Algérie : La contestation sociale se développe16/03/20112011Journal/medias/journalnumero/images/2011/03/une-2224.gif.445x577_q85_box-0%2C9%2C172%2C231_crop_detail.png

Dans le monde

Algérie : La contestation sociale se développe

Le courant de révolte qui parcourt le monde arabe depuis des semaines a aussi ses répercussions en Algérie, bien que d'une façon différente. Les manifestations organisées à plusieurs reprises par une Coordination nationale pour la démocratie et le changement (CNDC) n'ont guère mobilisé, sans doute parce que, à la différence de ce qui s'est passé en Tunisie, en Égypte ou en Libye, il n'y a pas à la tête du régime la figure d'un dictateur concentrant sur sa personne toutes les oppositions. En revanche, le pays connaît une vague de revendications sociales, de plus en plus large.

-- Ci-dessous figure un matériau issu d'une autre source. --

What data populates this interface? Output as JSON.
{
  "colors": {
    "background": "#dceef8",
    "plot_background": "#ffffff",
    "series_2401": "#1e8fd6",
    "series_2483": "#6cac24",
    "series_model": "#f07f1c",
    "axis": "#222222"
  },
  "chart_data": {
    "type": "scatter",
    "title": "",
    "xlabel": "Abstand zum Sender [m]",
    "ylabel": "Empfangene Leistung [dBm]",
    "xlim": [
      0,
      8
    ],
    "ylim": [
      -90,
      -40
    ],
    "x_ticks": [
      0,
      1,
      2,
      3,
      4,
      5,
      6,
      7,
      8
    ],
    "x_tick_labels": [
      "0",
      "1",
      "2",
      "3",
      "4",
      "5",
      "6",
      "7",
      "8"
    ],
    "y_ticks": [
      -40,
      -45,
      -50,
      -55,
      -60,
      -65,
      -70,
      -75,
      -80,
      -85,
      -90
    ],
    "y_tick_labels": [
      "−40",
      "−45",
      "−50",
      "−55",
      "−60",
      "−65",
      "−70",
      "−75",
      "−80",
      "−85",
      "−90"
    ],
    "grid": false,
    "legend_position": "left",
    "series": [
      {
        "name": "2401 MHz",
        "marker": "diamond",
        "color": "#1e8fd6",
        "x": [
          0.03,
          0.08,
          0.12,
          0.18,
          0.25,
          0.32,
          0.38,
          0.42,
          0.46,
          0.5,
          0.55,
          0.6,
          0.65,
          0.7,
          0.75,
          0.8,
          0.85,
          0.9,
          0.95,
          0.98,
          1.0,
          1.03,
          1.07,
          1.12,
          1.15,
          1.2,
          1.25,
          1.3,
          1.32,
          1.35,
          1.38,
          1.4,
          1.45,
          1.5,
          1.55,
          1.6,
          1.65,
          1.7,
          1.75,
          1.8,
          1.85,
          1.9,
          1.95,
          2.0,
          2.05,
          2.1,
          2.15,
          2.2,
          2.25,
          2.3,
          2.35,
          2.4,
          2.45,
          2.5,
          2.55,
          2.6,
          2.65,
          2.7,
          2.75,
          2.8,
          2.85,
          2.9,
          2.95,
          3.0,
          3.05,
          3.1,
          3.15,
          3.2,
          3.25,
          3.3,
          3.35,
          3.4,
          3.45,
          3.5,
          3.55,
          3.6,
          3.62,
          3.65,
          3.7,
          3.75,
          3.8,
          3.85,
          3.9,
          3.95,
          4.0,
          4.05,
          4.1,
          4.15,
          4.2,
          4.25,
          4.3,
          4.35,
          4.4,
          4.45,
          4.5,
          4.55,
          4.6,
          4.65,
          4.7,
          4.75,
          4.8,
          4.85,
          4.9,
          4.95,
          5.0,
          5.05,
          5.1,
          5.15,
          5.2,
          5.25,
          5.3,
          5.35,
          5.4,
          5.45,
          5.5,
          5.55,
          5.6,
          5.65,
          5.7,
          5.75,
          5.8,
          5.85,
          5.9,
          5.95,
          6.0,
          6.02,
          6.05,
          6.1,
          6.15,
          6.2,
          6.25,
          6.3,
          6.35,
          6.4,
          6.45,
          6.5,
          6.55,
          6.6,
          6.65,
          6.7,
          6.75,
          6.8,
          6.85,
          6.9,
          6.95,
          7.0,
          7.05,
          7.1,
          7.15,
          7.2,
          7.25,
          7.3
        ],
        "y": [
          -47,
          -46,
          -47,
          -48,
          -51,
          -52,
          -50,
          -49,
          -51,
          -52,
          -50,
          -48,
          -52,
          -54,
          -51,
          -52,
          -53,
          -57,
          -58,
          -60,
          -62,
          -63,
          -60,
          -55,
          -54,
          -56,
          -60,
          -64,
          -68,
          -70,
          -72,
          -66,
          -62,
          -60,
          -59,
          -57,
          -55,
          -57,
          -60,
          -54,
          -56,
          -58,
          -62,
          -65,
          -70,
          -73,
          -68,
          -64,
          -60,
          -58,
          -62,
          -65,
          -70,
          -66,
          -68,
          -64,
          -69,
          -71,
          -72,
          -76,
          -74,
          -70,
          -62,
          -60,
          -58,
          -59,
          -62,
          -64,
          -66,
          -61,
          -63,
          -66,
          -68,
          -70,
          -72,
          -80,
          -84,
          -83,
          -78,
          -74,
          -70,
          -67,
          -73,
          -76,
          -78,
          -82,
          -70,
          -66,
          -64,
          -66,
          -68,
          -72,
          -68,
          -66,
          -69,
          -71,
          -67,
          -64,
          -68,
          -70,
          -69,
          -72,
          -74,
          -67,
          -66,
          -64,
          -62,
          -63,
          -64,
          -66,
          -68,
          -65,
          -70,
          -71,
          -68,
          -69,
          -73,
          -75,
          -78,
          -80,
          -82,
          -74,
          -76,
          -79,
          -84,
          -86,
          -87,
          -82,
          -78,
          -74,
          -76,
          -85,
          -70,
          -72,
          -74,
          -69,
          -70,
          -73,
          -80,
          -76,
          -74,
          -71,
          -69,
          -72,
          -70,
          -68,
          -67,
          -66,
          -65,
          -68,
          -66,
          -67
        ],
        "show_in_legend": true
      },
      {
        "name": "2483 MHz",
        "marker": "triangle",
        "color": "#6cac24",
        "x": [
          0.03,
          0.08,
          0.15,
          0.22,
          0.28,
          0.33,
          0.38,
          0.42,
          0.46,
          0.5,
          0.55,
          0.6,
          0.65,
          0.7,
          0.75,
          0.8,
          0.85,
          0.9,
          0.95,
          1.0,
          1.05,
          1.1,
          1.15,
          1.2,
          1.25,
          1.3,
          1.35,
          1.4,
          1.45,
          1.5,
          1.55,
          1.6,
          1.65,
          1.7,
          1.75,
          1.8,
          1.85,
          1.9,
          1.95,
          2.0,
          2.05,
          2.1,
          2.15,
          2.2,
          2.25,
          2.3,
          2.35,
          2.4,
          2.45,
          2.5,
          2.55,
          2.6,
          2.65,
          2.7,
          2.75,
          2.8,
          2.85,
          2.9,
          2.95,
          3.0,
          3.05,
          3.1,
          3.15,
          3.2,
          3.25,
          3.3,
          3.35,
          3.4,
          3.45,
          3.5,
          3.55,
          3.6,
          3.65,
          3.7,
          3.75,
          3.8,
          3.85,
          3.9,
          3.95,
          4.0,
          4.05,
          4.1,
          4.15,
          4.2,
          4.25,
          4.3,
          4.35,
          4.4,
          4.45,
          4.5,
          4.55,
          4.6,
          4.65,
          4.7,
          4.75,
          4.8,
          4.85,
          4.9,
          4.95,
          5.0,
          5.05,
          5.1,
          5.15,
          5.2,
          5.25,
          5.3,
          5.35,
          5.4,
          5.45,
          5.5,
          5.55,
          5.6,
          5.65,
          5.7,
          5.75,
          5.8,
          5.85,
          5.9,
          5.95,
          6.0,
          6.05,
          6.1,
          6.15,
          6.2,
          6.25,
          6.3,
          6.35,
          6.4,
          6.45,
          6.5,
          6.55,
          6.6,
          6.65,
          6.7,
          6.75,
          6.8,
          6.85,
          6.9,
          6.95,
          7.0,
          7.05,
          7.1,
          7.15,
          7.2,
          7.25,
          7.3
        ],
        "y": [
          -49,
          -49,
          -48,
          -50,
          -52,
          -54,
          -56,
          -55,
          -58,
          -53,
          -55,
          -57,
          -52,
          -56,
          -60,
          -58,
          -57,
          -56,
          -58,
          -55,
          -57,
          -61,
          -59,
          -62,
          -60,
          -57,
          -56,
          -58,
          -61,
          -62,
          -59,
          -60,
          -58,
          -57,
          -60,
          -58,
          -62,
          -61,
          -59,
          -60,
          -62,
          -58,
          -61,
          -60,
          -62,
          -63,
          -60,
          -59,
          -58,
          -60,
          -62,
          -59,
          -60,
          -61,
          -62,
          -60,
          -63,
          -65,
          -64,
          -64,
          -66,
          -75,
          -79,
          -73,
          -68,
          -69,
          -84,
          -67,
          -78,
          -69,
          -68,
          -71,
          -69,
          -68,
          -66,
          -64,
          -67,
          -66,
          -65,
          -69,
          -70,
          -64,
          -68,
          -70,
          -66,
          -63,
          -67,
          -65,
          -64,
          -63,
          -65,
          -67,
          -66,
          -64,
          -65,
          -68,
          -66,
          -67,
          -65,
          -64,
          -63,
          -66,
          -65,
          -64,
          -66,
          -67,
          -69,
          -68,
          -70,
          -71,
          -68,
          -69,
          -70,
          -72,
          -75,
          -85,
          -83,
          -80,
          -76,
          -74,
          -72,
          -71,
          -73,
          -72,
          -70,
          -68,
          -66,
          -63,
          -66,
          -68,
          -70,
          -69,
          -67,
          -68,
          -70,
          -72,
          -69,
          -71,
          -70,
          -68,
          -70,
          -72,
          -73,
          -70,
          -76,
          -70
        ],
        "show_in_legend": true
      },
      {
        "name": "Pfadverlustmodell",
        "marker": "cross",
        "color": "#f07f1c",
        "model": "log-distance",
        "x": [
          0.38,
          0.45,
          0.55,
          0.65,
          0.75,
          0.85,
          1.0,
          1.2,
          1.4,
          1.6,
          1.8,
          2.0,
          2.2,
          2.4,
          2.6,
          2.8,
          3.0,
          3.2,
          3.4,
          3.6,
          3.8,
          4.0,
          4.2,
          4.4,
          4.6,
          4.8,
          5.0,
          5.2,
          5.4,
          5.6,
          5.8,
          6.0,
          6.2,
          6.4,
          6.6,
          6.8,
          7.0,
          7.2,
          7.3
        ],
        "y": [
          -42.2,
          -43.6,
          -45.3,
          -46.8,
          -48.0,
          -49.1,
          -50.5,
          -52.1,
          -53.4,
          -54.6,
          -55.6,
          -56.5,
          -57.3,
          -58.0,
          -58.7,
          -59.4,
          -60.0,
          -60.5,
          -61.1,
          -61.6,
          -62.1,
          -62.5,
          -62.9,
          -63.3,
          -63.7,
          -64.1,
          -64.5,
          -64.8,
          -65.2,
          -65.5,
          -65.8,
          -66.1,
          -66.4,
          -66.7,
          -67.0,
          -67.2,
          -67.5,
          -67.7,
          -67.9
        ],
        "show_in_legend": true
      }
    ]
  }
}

Le gouvernement visiblement préoccupé par cette agitation, mais aussi par les manifestations de jeunes qui ont eu lieu début janvier, fait parfois mine de lâcher du lest. Mais c'est tous les jours que des mouvements ont lieu aux quatre coins du pays : grèves, manifestations, sit-in, occupations de bâtiments officiels ou de barrages sur les routes, pour exiger des emplois, de meilleurs salaires, des logements ou la démission de maires ou de chefs d'entreprise, pour dénoncer la précarité, la corruption et la « hogra » (le mépris). Ainsi par exemple, les travailleurs du secteur paramédical, massivement en grève durant près de trois semaines, ont vu leurs revendications en partie satisfaites sur la question des salaires et de la revalorisation de leur statut. À leur tour, les médecins des hôpitaux publics réclament des revalorisations salariales, organisant des marches et des sit-in dans tout le pays. De leur côté, les conducteurs de trains des dépôts d'Alger, suivis par ceux d'Oran, ont obtenu après 24 heures de grève que leur prime de traction soit augmentée.

Un Comité national pour la défense des droits des chômeurs (CNDDC) s'est récemment constitué. Son porte-parole, Samir Larabi, a dénoncé l'insuffisance des récentes mesures du gouvernement destinées aux jeunes chômeurs, dont la prolongation de trois ans des contrats précaires, l'aide au micro-crédit pour créer sa propre entreprise ou l'attribution de terres agricoles dans le Sud. Il a rappelé : « On ne veut pas être des patrons, on veut du travail ! » Le CNDDC, qui a déjà organisé plusieurs marches de chômeurs dans le pays, appelle à une grande marche le 20 mars. De leur côté, les étudiants, en mouvement depuis près d'un mois contre une réforme de leur cursus, projettent une marche sur Alger début avril.

Ce ne sont pas seulement les fonctionnaires ou des catégories précaires qui se mettent en mouvement mais aussi les travailleurs de secteurs industriels. Ainsi par exemple, les travailleurs du complexe pétrochimique de Skikda ont organisé des sit-in permanents à l'extérieur de l'usine pour exiger des rappels de salaires et le paiement des primes promises. Les travailleurs du complexe sidérurgique ArcelorMittal à Annaba ont fait grève durant deux semaines pour exiger le départ de leur nouveau directeur, lui reprochant son refus d'appliquer l'accord sur les bénéfices. Les travailleurs du complexe pétrolier d'Hassi r'Mel, zone pétrolière du Sud, ont demandé à ce que leurs salaires soient réévalués à 87 % et non pas à 10 % comme le propose le syndicat officiel. Ils dénoncent aussi la nouvelle convention collective qui impose des négociations branche par branche en fonction de la santé financière respective de chaque filiale du groupe Sonatrach.

Le fait que la police ait été impuissante, lundi 7 mars, à empêcher la manifestation à Alger de près de 10 000 gardes communaux - un corps créé en 1995 pour suppléer la gendarmerie algérienne dans la lutte contre le terrorisme et qui réclame aujourd'hui de conséquentes augmentations de salaires en vertu des services rendus - a inquiété le pouvoir. Il peut craindre que la contestation sociale s'insinue par toutes les brèches ouvertes, y compris parmi d'anciens soutiens du régime.

Le gouvernement algérien pourrait tenter d'acheter la paix sociale, en piochant dans les milliards de la rente pétrolière et gazière mais il craint également qu'en faisant des concessions importantes, ou en lâchant trop vite, il n'obtienne l'effet inverse, en encourageant encore la poussée revendicative. Mais celle-ci est peut-être en train de se produire de toute façon.